Average compensation for mid-level employees in securities trading and institutional sales is half what it was in 2007, now about $400,000 to $800,000, per bank recruiting firm Sheffield Haworth, as reported by Bloomberg. For mid-level investment bankers, pay is down by about a third, now between $600,000 and $950,000, while managing directors now earn about 30% less, averaging $1.5 million to $2 million today, per the same sources.

“There’s still fierce competition for investment bankers because the advisory boutiques have grabbed a lot of market share and can hijack top talent from the big banks,” as Julian Bell, who heads the investment banking practice at Sheffield Haworth, told Bloomberg. “So the full-service banks still have to pay more than they’d like to for their bankers. The same isn’t true for traders as trading revenue and profitability have shrunk and you still need big balance sheets to be successful,” he added.

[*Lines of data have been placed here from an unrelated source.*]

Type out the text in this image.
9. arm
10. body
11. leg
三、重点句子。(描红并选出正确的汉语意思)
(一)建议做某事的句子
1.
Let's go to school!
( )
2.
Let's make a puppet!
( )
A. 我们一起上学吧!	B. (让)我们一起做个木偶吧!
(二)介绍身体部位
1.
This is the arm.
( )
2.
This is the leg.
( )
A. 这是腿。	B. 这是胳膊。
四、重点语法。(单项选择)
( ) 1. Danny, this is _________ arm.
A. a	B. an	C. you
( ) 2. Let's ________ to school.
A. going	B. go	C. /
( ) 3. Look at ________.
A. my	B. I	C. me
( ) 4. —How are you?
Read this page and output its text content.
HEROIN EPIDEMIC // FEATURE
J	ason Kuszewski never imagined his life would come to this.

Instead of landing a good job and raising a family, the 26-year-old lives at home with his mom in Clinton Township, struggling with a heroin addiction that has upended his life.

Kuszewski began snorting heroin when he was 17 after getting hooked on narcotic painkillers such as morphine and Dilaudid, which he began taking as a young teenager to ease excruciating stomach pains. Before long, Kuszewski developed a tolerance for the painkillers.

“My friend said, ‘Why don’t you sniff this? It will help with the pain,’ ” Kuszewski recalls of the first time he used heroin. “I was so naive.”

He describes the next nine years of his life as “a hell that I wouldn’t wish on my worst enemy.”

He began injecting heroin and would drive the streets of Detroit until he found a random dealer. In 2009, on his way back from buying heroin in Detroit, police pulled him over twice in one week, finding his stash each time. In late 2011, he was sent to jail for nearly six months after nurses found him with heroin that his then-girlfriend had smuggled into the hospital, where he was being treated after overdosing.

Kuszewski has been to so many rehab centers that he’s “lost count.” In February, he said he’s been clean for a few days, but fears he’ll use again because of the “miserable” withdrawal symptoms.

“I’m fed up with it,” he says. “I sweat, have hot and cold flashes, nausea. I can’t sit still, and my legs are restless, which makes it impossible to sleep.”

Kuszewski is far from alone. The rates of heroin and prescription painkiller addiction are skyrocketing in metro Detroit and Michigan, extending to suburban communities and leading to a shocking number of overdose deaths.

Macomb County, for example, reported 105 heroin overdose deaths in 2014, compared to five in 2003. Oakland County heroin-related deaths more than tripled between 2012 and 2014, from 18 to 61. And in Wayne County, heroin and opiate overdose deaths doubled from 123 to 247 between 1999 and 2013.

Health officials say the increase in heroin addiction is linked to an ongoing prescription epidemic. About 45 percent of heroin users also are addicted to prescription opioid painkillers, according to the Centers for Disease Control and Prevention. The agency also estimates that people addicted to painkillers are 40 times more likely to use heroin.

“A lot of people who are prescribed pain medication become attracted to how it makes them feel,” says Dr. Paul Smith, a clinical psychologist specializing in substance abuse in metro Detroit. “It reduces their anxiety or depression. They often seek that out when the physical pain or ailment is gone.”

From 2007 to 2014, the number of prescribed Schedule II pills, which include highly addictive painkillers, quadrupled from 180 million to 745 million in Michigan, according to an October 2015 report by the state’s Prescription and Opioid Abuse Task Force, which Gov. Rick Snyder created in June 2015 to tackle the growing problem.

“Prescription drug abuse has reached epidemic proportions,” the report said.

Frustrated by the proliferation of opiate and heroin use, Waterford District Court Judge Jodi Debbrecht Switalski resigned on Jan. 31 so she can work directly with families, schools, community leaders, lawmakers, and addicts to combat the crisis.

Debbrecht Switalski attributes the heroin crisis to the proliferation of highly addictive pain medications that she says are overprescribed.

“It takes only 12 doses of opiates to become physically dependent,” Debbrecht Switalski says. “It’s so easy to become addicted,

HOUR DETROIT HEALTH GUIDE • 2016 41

Tax cuts and robust consumer spending have driven record bank profits in the U.S., and European banks have seen increased lending, Bloomberg notes. However, the industry is rapidly automating, meaning that average pay seems increasingly unlikely to return to pre-crisis levels. Additionally, smaller firms are reducing risk by scaling back trading in favor of consumer banking and wealth management, both of which fields generally produce much smaller pay packets.

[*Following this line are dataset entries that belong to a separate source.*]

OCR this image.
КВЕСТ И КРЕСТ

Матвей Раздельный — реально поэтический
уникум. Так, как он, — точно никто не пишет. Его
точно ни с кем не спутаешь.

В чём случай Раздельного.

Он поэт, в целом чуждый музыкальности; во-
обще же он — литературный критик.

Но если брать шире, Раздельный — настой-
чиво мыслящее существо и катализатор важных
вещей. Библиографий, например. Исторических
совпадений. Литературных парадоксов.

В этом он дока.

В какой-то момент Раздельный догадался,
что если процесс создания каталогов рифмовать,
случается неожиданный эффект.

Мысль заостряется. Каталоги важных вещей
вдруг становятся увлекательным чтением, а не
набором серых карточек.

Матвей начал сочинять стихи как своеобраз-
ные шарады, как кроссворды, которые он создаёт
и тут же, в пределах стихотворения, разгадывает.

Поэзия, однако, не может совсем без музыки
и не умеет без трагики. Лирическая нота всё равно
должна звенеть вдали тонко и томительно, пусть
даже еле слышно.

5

Goldman Sachs, has been diversifying from investment banking and trading to consumer banking, credit cards, and transaction services. Credit Suisse is emphasizing wealth management, and is moving various functions to low-cost locations such as India and Poland. Deutsche Bank added 20,000 lower-paid employees in 2010 by acquiring domestic retail bank Deutsche Postbank. Meanwhile, both Deutsche Bank and UBS Group are retreating from Wall Street, radically scaling back trading and investment banking.

Looking Ahead

Amid a cycle of interest rate cuts by the Fed, bank profits are likely to suffer through 2020, Zacks Equity Service warns. JPMorgan Chase & Co. (JPM) and Goldman Sachs Group Inc. (GS) are among the big banks that have reduced their profit projections for upcoming quarters, Zacks notes. Lower earnings inevitably will translate into lower bonuses and perhaps even slower growth in base salaries in the banking sector.